At this year’s UCL course on IP Transactions, many of the speakers commented to IP Draughts about how busy they were, advising clients on the EU General Data Protection Regulation (GDPR), which is due to come into force later this month. Except for one lucky speaker who said that her firm had a separate department dealing with such matters.
For many IP lawyers, it seems to go with the territory to advise on data protection issues. Perhaps it is because they are really IT and IP lawyers, and GDPR is part of the regulatory regime that protects the “I” part of IT. Or perhaps because they are EU laws, and who better than an IP lawyer to advise on EU laws, when most of the IP laws in the UK are at least tinged with EU influence, even if they are not directly derived from EU legislation.
IP Draughts is not immune from this trend, and has recently been the partner-in-charge of several GDPR projects, advising clients on compliance with the new regime, or revising contracts to take account of the new law. Fortunately we have some GDPR gurus within the firm, so that IP Draughts can be “young Mr Grace”, wheeled out as a figurehead, but sometimes a bit redundant when the detailed discussion starts.
He has picked up enough on the subject to recognise the issues that seem to come up time and again.
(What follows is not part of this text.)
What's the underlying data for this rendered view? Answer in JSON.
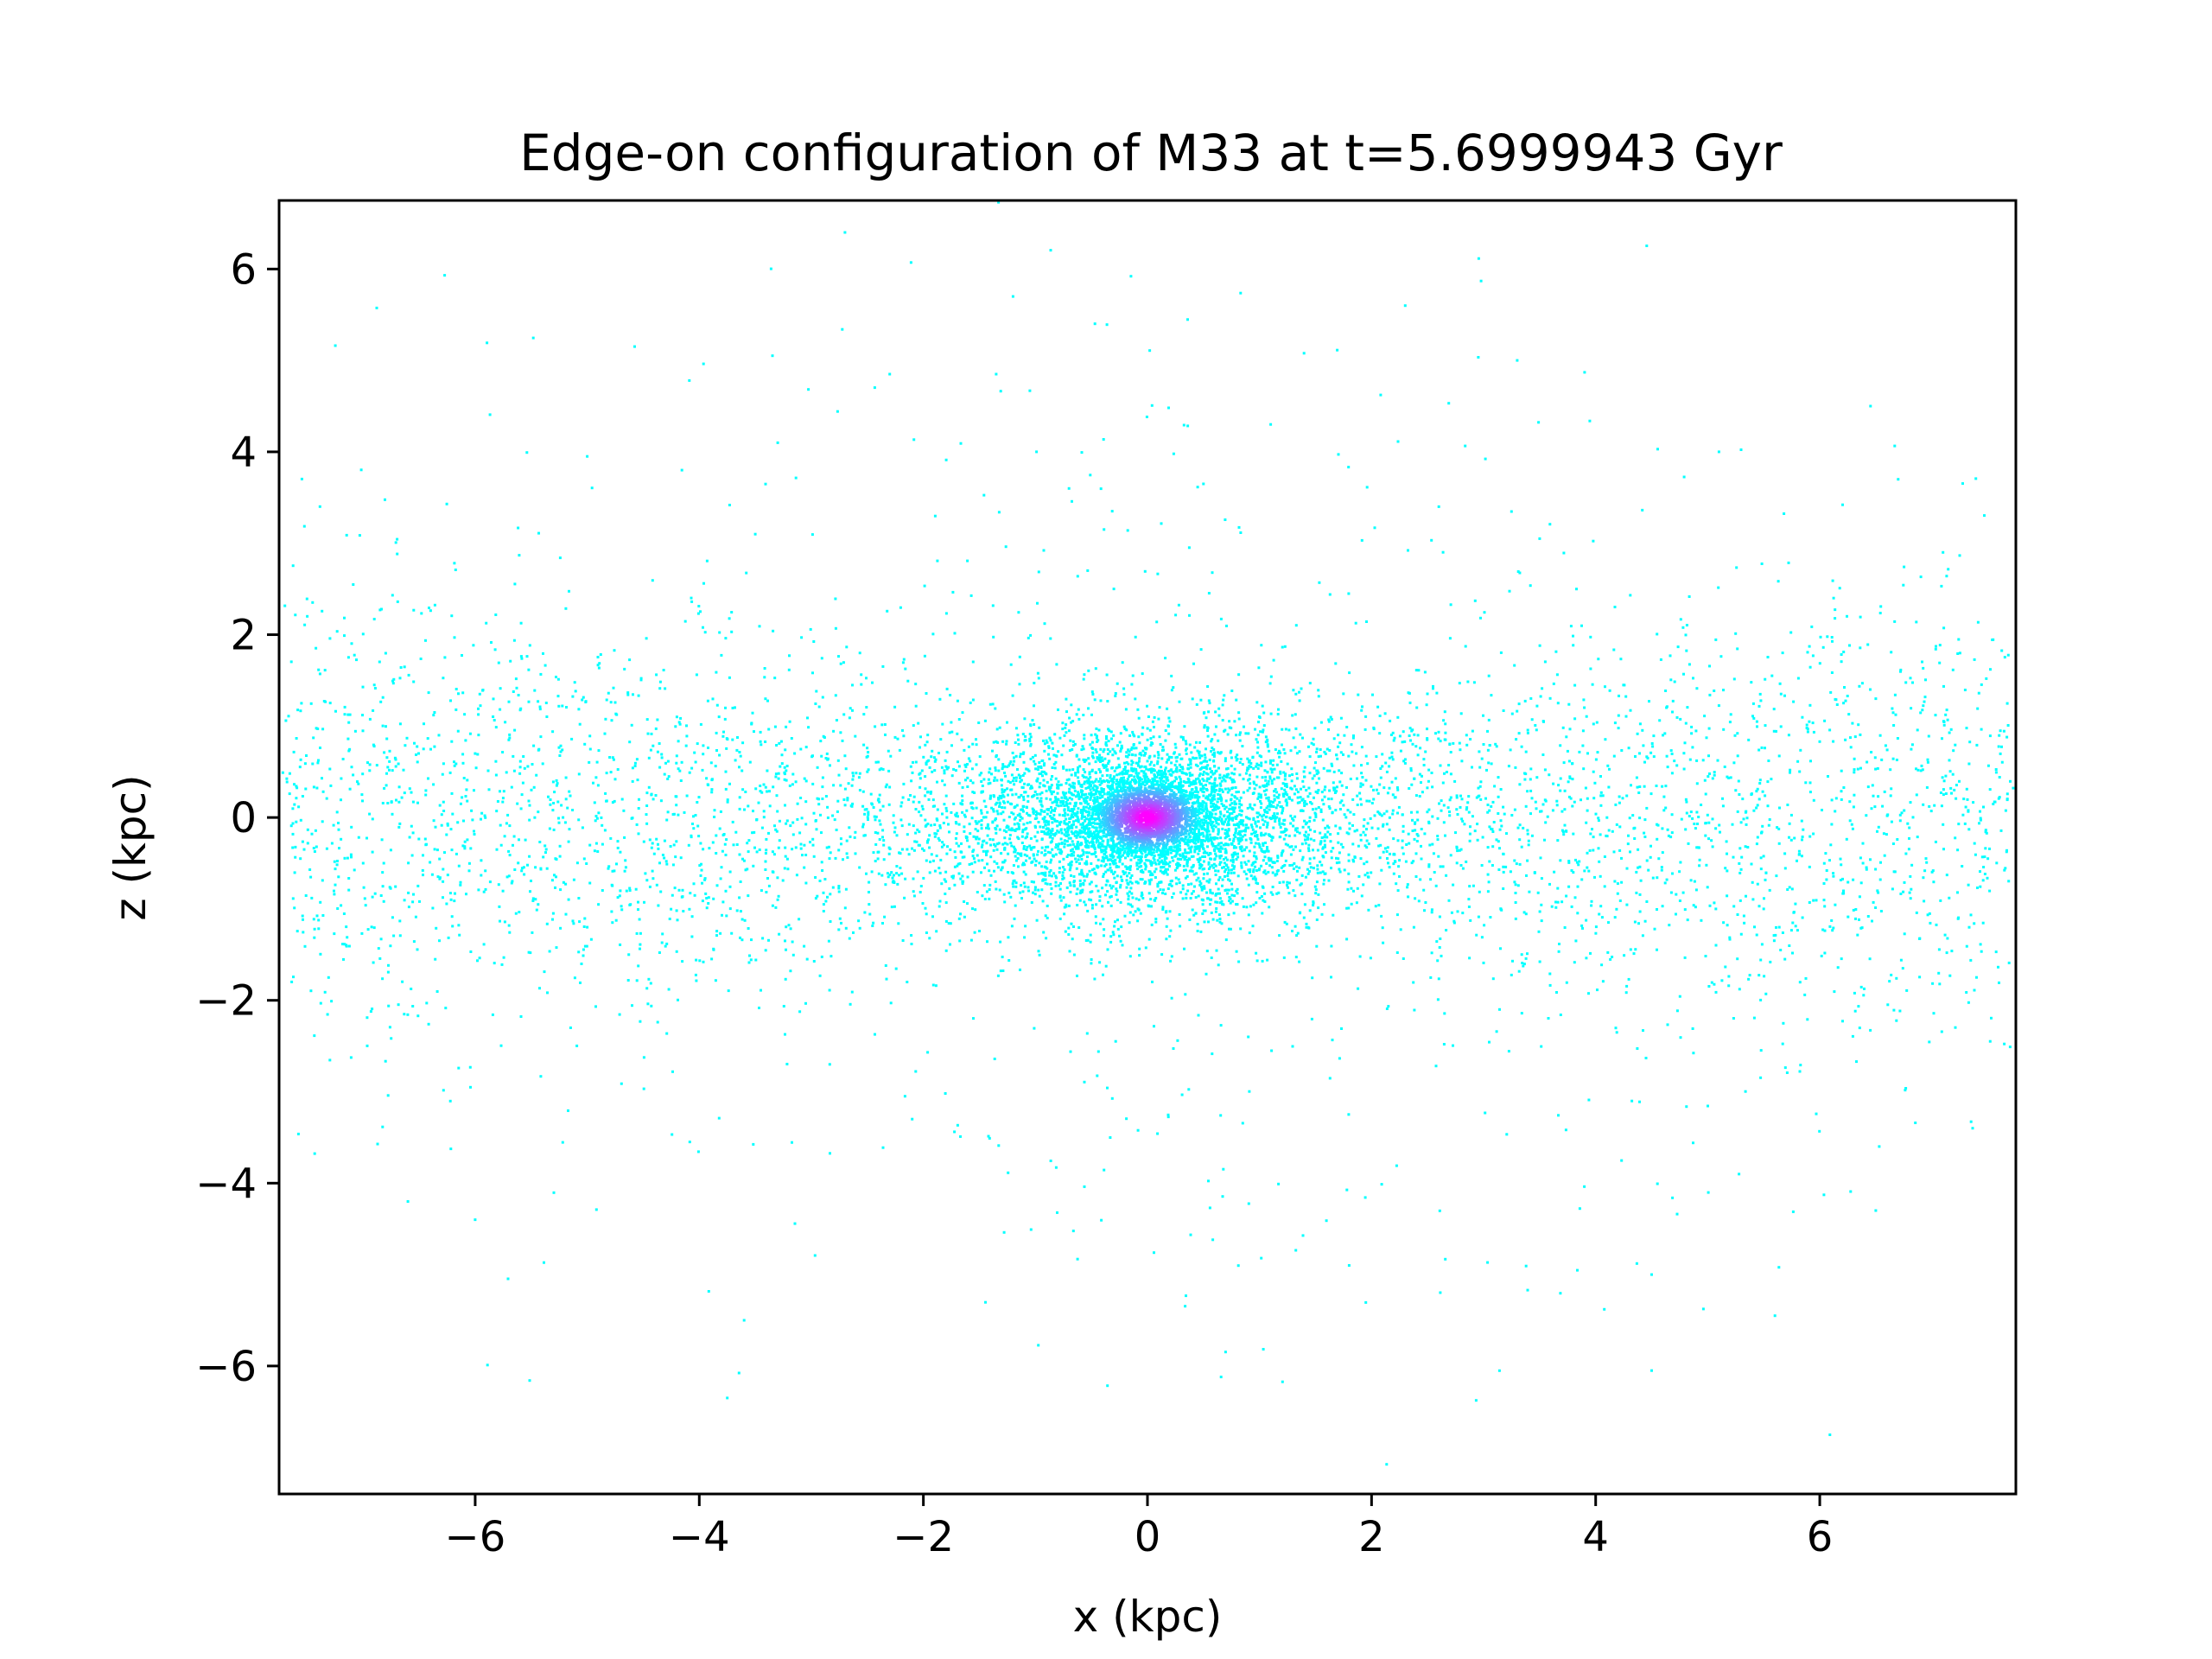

This is fortunate, as he has agreed to be the moderator of a panel discussion on data protection at an American Bar Association conference in Copenhagen in June.
IP Draughts would appreciate your help, dear reader, in putting together a list of incisive questions (or themes) to ask the panellists, who are a mixture of US and European lawyers and data protection managers. Here are some crude, general questions to get us going. Under the new regime:
- Is the definition of personal data broader than at present?
- Should organisations rely on consent, or another lawful basis for processing? Is consent less likely to be used under the new regime than it is at present?
- Are existing consents going to be sufficient to comply with the new law, or will we need to get fresh consents?
- Can you rely on more than one lawful basis of processing? Eg if you start off with consents, but the consents are not compliant, can you switch to another basis of lawful processing as a back-up?
- Is it realistic to suggest that employees can give consent freely to their employer? Won’t they feel pressurised to give consent and won’t this make the consent invalid under GDPR?
- Do we need to rewrite our privacy statements? Can we rely on small print on website terms and conditions, and if not how “in your face” do we need to be?
- If you make the right noises, and try to institute new processes to comply with GDPR, will that get you off the hook if the regulator knocks on your door, even if your processes are not, in fact, compliant? Is the sensible course to treat GDPR a bit like many companies treat health and safety issues – going through the motions, without conviction – until you see some case law that shows you exactly what you need to do?
Are these questions on the right lines for a panel discussion? Or should IP Draughts take a different approach? Assume that 60% of the people attending the conference are US lawyers and 40% European, and that some, perhaps many, of them will not have much clue about the subject.